The IRS sends out millions of letters to taxpayers across the country every year. The news contained in the letter might be good or bad. If the letter has bad news, don’t worry. You can find help. The best thing to do is respond promptly if needed.
Why would the IRS send me a letter?
When you receive a letter from the IRS, your first thought probably is that you’re being audited, but this isn’t necessarily true. Your letter might be the IRS telling you that:
- You owe the IRS money
- Your tax return required corrections
- Your tax return is delayed
- The IRS has a question about your tax return
- Your refund is different than you previously thought
- The IRS needs to verify your identity
Whatever the letter says, it’s best to open it and read it calmly. Whether the news is good or bad, tax professionals can help make sense of it and take prompt action.
I received a letter from the IRS. Now what?
1. Make sure the letter isn’t a scam
The first crucial step is to make sure you’re not being scammed. Scammers know posing as the IRS frightens people and can cause them to send out sensitive information without considering the consequences. That’s the last thing you want to do.
The correspondence is a scam if the tone is angry or if it uses scare tactics such as threatening you with arrest or demanding payments without giving you the chance to appeal or ask questions. IRS letters are objective in tone, not hysterical. It’s also a scam letter if it asks you for specific payment information by mail or over the phone. This is a sign of a scammer trying to obtain credit card or debit card information. Also, the IRS never communicates by text, email or social media. Communication by these methods is always a scam.

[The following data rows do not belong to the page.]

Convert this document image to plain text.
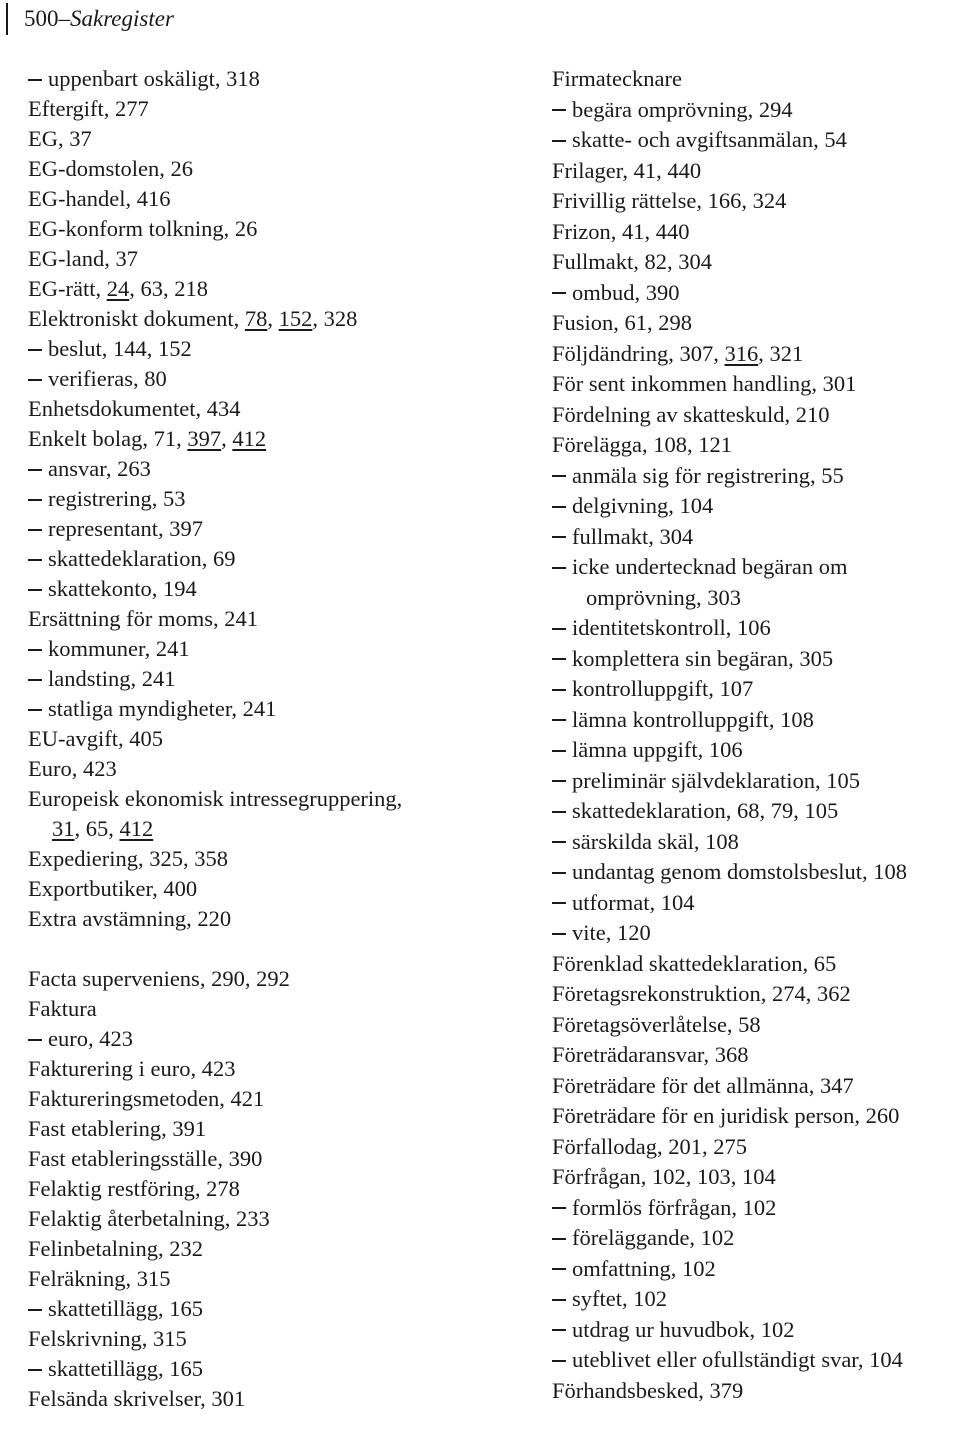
500–Sakregister
uppenbart oskäligt, 318
Eftergift, 277
EG, 37
EG-domstolen, 26
EG-handel, 416
EG-konform tolkning, 26
EG-land, 37
EG-rätt, 24, 63, 218
Elektroniskt dokument, 78, 152, 328
beslut, 144, 152
verifieras, 80
Enhetsdokumentet, 434
Enkelt bolag, 71, 397, 412
ansvar, 263
registrering, 53
representant, 397
skattedeklaration, 69
skattekonto, 194
Ersättning för moms, 241
kommuner, 241
landsting, 241
statliga myndigheter, 241
EU-avgift, 405
Euro, 423
Europeisk ekonomisk intressegruppering,
31, 65, 412
Expediering, 325, 358
Exportbutiker, 400
Extra avstämning, 220
Facta superveniens, 290, 292
Faktura
euro, 423
Fakturering i euro, 423
Faktureringsmetoden, 421
Fast etablering, 391
Fast etableringsställe, 390
Felaktig restföring, 278
Felaktig återbetalning, 233
Felinbetalning, 232
Felräkning, 315
skattetillägg, 165
Felskrivning, 315
skattetillägg, 165
Felsända skrivelser, 301
Firmatecknare
begära omprövning, 294
skatte- och avgiftsanmälan, 54
Frilager, 41, 440
Frivillig rättelse, 166, 324
Frizon, 41, 440
Fullmakt, 82, 304
ombud, 390
Fusion, 61, 298
Följdändring, 307, 316, 321
För sent inkommen handling, 301
Fördelning av skatteskuld, 210
Förelägga, 108, 121
anmäla sig för registrering, 55
delgivning, 104
fullmakt, 304
icke undertecknad begäran om
omprövning, 303
identitetskontroll, 106
komplettera sin begäran, 305
kontrolluppgift, 107
lämna kontrolluppgift, 108
lämna uppgift, 106
preliminär självdeklaration, 105
skattedeklaration, 68, 79, 105
särskilda skäl, 108
undantag genom domstolsbeslut, 108
utformat, 104
vite, 120
Förenklad skattedeklaration, 65
Företagsrekonstruktion, 274, 362
Företagsöverlåtelse, 58
Företrädaransvar, 368
Företrädare för det allmänna, 347
Företrädare för en juridisk person, 260
Förfallodag, 201, 275
Förfrågan, 102, 103, 104
formlös förfrågan, 102
föreläggande, 102
omfattning, 102
syftet, 102
utdrag ur huvudbok, 102
uteblivet eller ofullständigt svar, 104
Förhandsbesked, 379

If you’re unsure whether the letter you received from the IRS is legitimate, call the agency at (800) 829-1040. IRS agents will help you determine the source of the letter.
2. Take action
Once you’ve carefully read the letter, it’s time to take action. You may need to respond to the letter by a specific date. Make sure to avoid any penalties and preserve your right to appeal by meeting his deadline. If the letter doesn’t explicitly ask for a response, then no response is required. Make sure to:
- Follow any instructions in the letter
- If you owe money, pay it. If you are unable to pay, you can apply for an Offer in Compromise or Online Payment Agreement
- Keep a copy of the letter for your records
- If you have any questions, contact the IRS. You can find the agency’s phone number in the top right-hand corner of the letter
3. Avoid future IRS letters
The best way to avoid negative letters from the IRS is to file your tax returns accurately and on time. The most common cause for a letter from the IRS is a mistake on your tax return. Reviewing your tax returns carefully before filing can reduce the risk of this.
Bottom line: Stay calm and respond
Letters from the IRS can be good or bad. The best thing to do is to calmly read the letter, make sure it isn’t a scam and respond accordingly. Always act promptly to resolve any issues with the IRS to avoid unnecessary penalties or payments. If you have any questions, call the IRS or reach out to a tax relief professional.